This slight difference in output comes from optimizations within the XLA compiler: during compilation, XLA will sometimes rearrange or elide certain operations to make the overall computation more efficient.

In this case, XLA utilizes the properties of the logarithm to replace log(sqrt(x)) with 0.5 * log(x), which is a mathematically identical expression that can be computed more efficiently than the original. The difference in output comes from the fact that floating point arithmetic is only a close approximation of real math, so different ways of computing the same expression may have subtly different results.

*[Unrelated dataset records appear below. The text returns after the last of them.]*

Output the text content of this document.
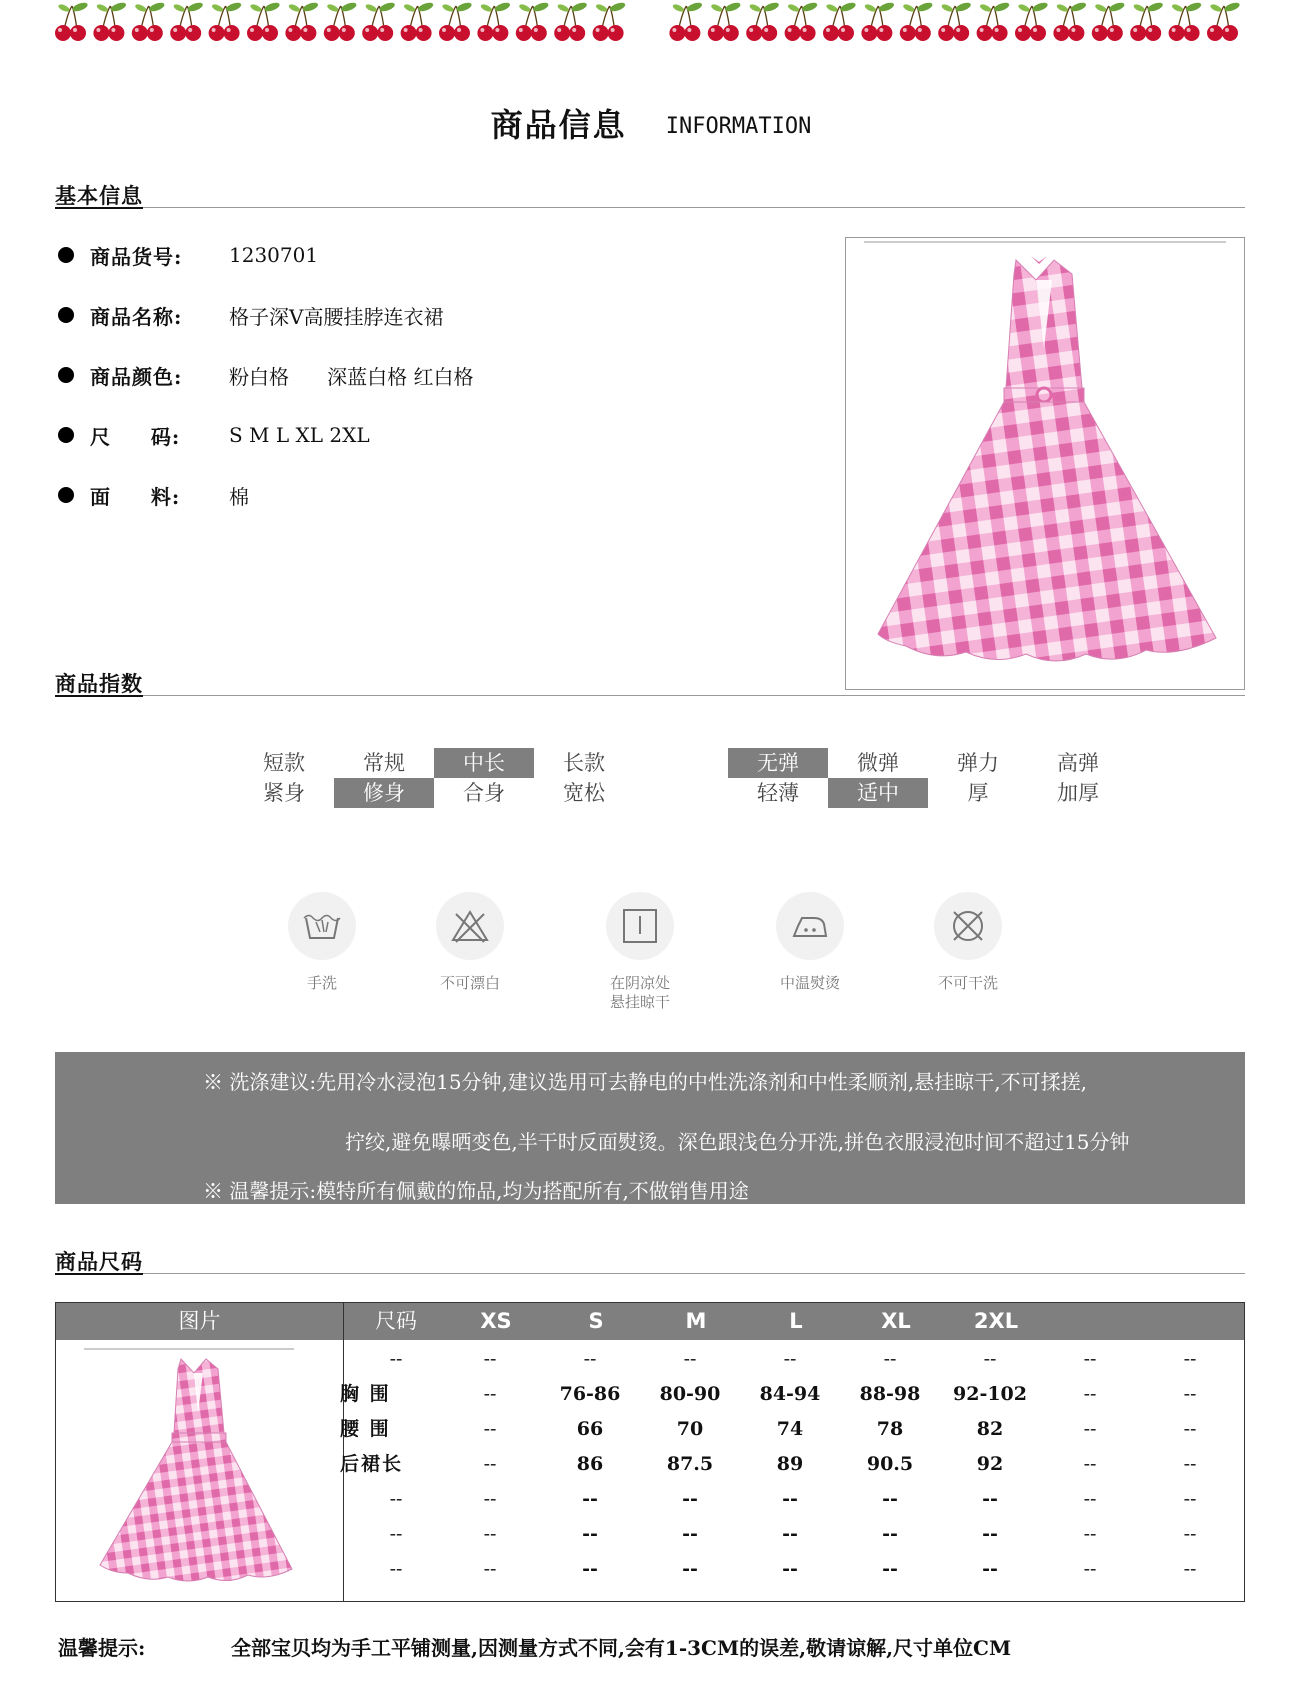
商品信息 INFORMATION
基本信息
商品货号:	1230701
商品名称:	格子深V高腰挂脖连衣裙
商品颜色:	粉白格      深蓝白格 红白格
尺     码:	S M L XL 2XL
面     料:	棉
商品指数
短款	常规	中长	长款
紧身	修身	合身	宽松
无弹	微弹	弹力	高弹
轻薄	适中	厚	加厚
手洗	不可漂白	在阴凉处
悬挂晾干
中温熨烫	不可干洗
※ 洗涤建议:先用冷水浸泡15分钟,建议选用可去静电的中性洗涤剂和中性柔顺剂,悬挂晾干,不可揉搓,
拧绞,避免曝晒变色,半干时反面熨烫。深色跟浅色分开洗,拼色衣服浸泡时间不超过15分钟
※ 温馨提示:模特所有佩戴的饰品,均为搭配所有,不做销售用途
商品尺码
图片	尺码	XS	S	M	L	XL	2XL
--	--	--	--	--	--	--	--	--
胸 围	--	76-86	80-90	84-94	88-98	92-102	--	--
腰 围	--	66	70	74	78	82	--	--
后裙长	--	86	87.5	89	90.5	92	--	--
--	--	--	--	--	--	--	--	--
--	--	--	--	--	--	--	--	--
--	--	--	--	--	--	--	--	--

温馨提示:

	全部宝贝均为手工平铺测量,因测量方式不同,会有1-3CM的误差,敬请谅解,尺寸单位CM
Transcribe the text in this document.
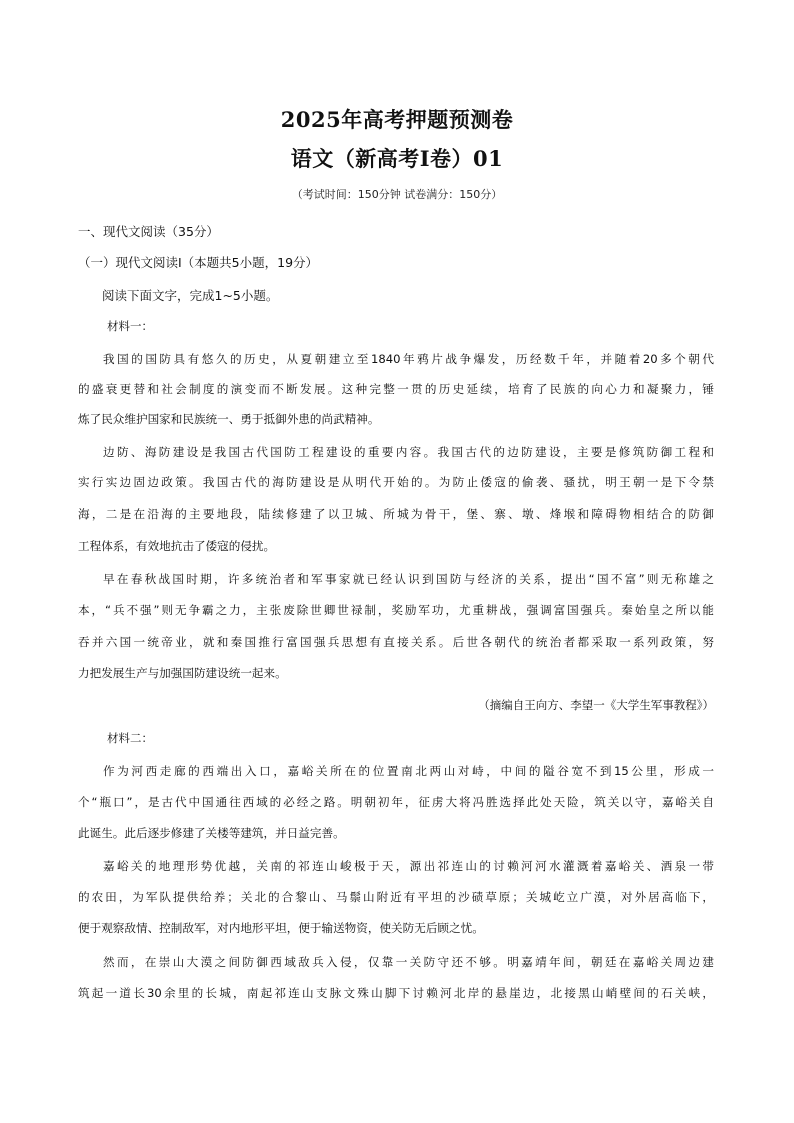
2025年高考押题预测卷
语文（新高考Ⅰ卷）01
（考试时间：150分钟 试卷满分：150分）
一、现代文阅读（35分）
（一）现代文阅读Ⅰ（本题共5小题，19分）
阅读下面文字，完成1~5小题。
材料一：
我国的国防具有悠久的历史，从夏朝建立至1840年鸦片战争爆发，历经数千年，并随着20多个朝代
的盛衰更替和社会制度的演变而不断发展。这种完整一贯的历史延续，培育了民族的向心力和凝聚力，锤
炼了民众维护国家和民族统一、勇于抵御外患的尚武精神。
边防、海防建设是我国古代国防工程建设的重要内容。我国古代的边防建设，主要是修筑防御工程和
实行实边固边政策。我国古代的海防建设是从明代开始的。为防止倭寇的偷袭、骚扰，明王朝一是下令禁
海，二是在沿海的主要地段，陆续修建了以卫城、所城为骨干，堡、寨、墩、烽堠和障碍物相结合的防御
工程体系，有效地抗击了倭寇的侵扰。
早在春秋战国时期，许多统治者和军事家就已经认识到国防与经济的关系，提出“国不富”则无称雄之
本，“兵不强”则无争霸之力，主张废除世卿世禄制，奖励军功，尤重耕战，强调富国强兵。秦始皇之所以能
吞并六国一统帝业，就和秦国推行富国强兵思想有直接关系。后世各朝代的统治者都采取一系列政策，努
力把发展生产与加强国防建设统一起来。
（摘编自王向方、李望一《大学生军事教程》）
材料二：
作为河西走廊的西端出入口，嘉峪关所在的位置南北两山对峙，中间的隘谷宽不到15公里，形成一
个“瓶口”，是古代中国通往西域的必经之路。明朝初年，征虏大将冯胜选择此处天险，筑关以守，嘉峪关自
此诞生。此后逐步修建了关楼等建筑，并日益完善。
嘉峪关的地理形势优越，关南的祁连山峻极于天，源出祁连山的讨赖河河水灌溉着嘉峪关、酒泉一带
的农田，为军队提供给养；关北的合黎山、马鬃山附近有平坦的沙碛草原；关城屹立广漠，对外居高临下，
便于观察敌情、控制敌军，对内地形平坦，便于输送物资，使关防无后顾之忧。
然而，在崇山大漠之间防御西域敌兵入侵，仅靠一关防守还不够。明嘉靖年间，朝廷在嘉峪关周边建
筑起一道长30余里的长城，南起祁连山支脉文殊山脚下讨赖河北岸的悬崖边，北接黑山峭壁间的石关峡，
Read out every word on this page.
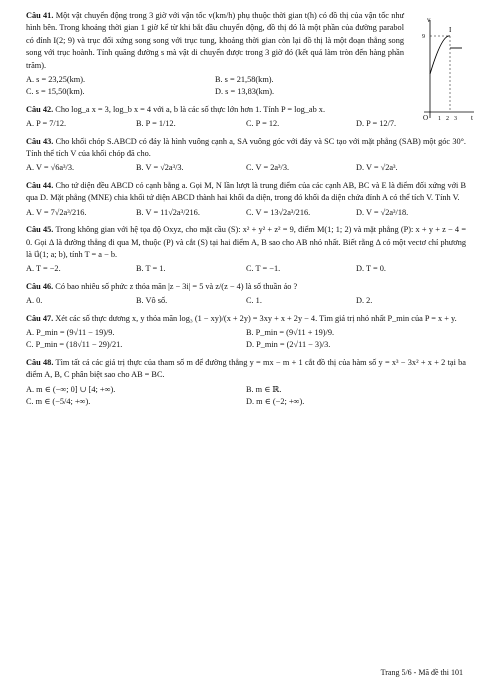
Câu 41. Một vật chuyển động trong 3 giờ với vận tốc v(km/h) phụ thuộc thời gian t(h) có đồ thị của vận tốc như hình bên. Trong khoảng thời gian 1 giờ kể từ khi bắt đầu chuyển động, đồ thị đó là một phần của đường parabol có đỉnh I(2; 9) và trục đối xứng song song với trục tung, khoảng thời gian còn lại đồ thị là một đoạn thẳng song song với trục hoành. Tính quãng đường s mà vật di chuyển được trong 3 giờ đó (kết quả làm tròn đến hàng phần trăm).

A. s = 23,25(km).	B. s = 21,58(km).
C. s = 15,50(km).	D. s = 13,83(km).
v
t
O
I
9
1 2 3

Câu 42. Cho log_a x = 3, log_b x = 4 với a, b là các số thực lớn hơn 1. Tính P = log_ab x.

A. P = 7/12.	B. P = 1/12.	C. P = 12.	D. P = 12/7.

Câu 43. Cho khối chóp S.ABCD có đáy là hình vuông cạnh a, SA vuông góc với đáy và SC tạo với mặt phẳng (SAB) một góc 30°. Tính thể tích V của khối chóp đã cho.

A. V = √6a³/3.	B. V = √2a³/3.	C. V = 2a³/3.	D. V = √2a³.

Câu 44. Cho tứ diện đều ABCD có cạnh bằng a. Gọi M, N lần lượt là trung điểm của các cạnh AB, BC và E là điểm đối xứng với B qua D. Mặt phẳng (MNE) chia khối tứ diện ABCD thành hai khối đa diện, trong đó khối đa diện chứa đỉnh A có thể tích V. Tính V.

A. V = 7√2a³/216.	B. V = 11√2a³/216.	C. V = 13√2a³/216.	D. V = √2a³/18.

Câu 45. Trong không gian với hệ tọa độ Oxyz, cho mặt cầu (S): x² + y² + z² = 9, điểm M(1; 1; 2) và mặt phẳng (P): x + y + z − 4 = 0. Gọi Δ là đường thẳng đi qua M, thuộc (P) và cắt (S) tại hai điểm A, B sao cho AB nhỏ nhất. Biết rằng Δ có một vectơ chỉ phương là u⃗(1; a; b), tính T = a − b.

A. T = −2.	B. T = 1.	C. T = −1.	D. T = 0.

Câu 46. Có bao nhiêu số phức z thỏa mãn |z − 3i| = 5 và z/(z − 4) là số thuần ảo ?

A. 0.	B. Vô số.	C. 1.	D. 2.

Câu 47. Xét các số thực dương x, y thỏa mãn log₃ (1 − xy)/(x + 2y) = 3xy + x + 2y − 4. Tìm giá trị nhỏ nhất P_min của P = x + y.

A. P_min = (9√11 − 19)/9.	B. P_min = (9√11 + 19)/9.
C. P_min = (18√11 − 29)/21.	D. P_min = (2√11 − 3)/3.

Câu 48. Tìm tất cả các giá trị thực của tham số m để đường thẳng y = mx − m + 1 cắt đồ thị của hàm số y = x³ − 3x² + x + 2 tại ba điểm A, B, C phân biệt sao cho AB = BC.

A. m ∈ (−∞; 0] ∪ [4; +∞).	B. m ∈ ℝ.
C. m ∈ (−5/4; +∞).	D. m ∈ (−2; +∞).
Trang 5/6 - Mã đề thi 101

Other times, XLA’s optimizations may lead to even more drastic differences. Consider the following example:

>>> def f(x):
...   return jnp.log(jnp.exp(x))
>>> x = 100.0
>>> print(f(x))
inf
>>> print(jit(f)(x))
100.0

In non-JIT-compiled op-by-op mode, the result is inf because jnp.exp(x) overflows and returns inf. Under JIT, however, XLA recognizes that log is the inverse of exp, and removes the operations from the compiled function, simply returning the input. In this case, JIT compilation produces a more accurate floating point approximation of the real result.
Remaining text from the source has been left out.